To solve a tiling problem, you need to create a 'board', the set of squares to be covered, and a 'tileset', the collection of polyominos which can be used. There are examples of the syntax to do this in examples/fluid.md The example file examples/gardner.md uses the package to solve a number of problems from the chapter on polyominos from Martin Gardner's book 'Mathematical Puzzles and Diversions'.
The folder examples/ also has a couple of Jupyter notebooks: these show how you can work with basic boards and solutions, and how they can be displayed in a notebook. The notebook display should work out-of-the-box.
Note that each tile can play one of several roles in a tiling problem. It could be a tile which can only appear once, as in problems like covering a chessboard with one copy of each pentomino and a square tetromino. It could be a tile which can be used an arbitrary number of times. Problems like this are often simply to cover a shape completely with copies of a single polyomino. Finally, it could be used either once or not at all. When constructing a tileset, it is possible to include tiles in any of these three classes.

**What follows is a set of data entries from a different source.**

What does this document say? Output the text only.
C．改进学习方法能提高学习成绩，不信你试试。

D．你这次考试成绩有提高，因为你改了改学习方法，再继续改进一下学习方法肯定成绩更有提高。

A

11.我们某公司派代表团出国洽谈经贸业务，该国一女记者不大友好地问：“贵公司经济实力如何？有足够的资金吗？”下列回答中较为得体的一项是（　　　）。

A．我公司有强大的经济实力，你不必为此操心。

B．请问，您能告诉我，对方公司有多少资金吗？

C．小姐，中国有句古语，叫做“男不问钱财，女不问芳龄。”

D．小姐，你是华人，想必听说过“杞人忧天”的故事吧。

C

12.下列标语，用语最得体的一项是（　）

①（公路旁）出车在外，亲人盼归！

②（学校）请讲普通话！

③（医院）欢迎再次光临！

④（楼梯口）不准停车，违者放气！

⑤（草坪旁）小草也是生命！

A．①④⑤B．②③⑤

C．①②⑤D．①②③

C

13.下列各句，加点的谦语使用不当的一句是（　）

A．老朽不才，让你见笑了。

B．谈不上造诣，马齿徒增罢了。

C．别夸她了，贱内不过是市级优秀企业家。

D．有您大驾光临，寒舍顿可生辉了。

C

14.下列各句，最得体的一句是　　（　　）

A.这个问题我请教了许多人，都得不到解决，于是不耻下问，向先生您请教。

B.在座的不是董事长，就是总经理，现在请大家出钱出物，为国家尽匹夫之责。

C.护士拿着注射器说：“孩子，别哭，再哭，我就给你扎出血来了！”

Both polyominos and boards are represented internally as lists of integer tuples (x, y). There are constants defined for all polyominos up to pentominos in polyomino.constant
The search algorithm used for searching for tilings is 'Algorithm X', also known as 'Dancing Links' from the famous paper by Knuth (https://arxiv.org/abs/cs/0011047). The paper suggests polyomino tilings and related problems as examples of exact cover problems which can be solved by the algorithm. There are more details about how the algorithm works on the homepage of the exact-cover package, https://github.com/jwg4/exact_cover
In reducing a tiling problem to an exact cover problem, each square of the shape to be covered becomes a column of the problem. Each placement of a particular tile in a particular place is a row. A row has 1s in columns corresponding to all the squares which are covered by that shape in that location. There can be additional columns which correspond to the use of a piece, if that piece can only be used once. Problems where each piece can be used an arbitrary number of times, do not have such columns.
In the case where all tiles must be used exactly once, we have as many columns as the number of squares to be covered plus the number of tiles to be used. As Knuth points out, when the algorithm looks for a column which can be covered in one way, this means it is finding either a square which needs a particular piece to cover it, or for a piece which can only be fitted on the board in one way. Both deductive strategies should be used to narrow down efficiently.
A heuristic for searches involving a limited number of monominos (single squares) can be configured. In the future we hope to implement further search heuristic options, as well as alternative algorithms for special cases like domino tiling.
We (try to) spell 'polyominos' without an 'e' everywhere, by analogy with 'dominos'.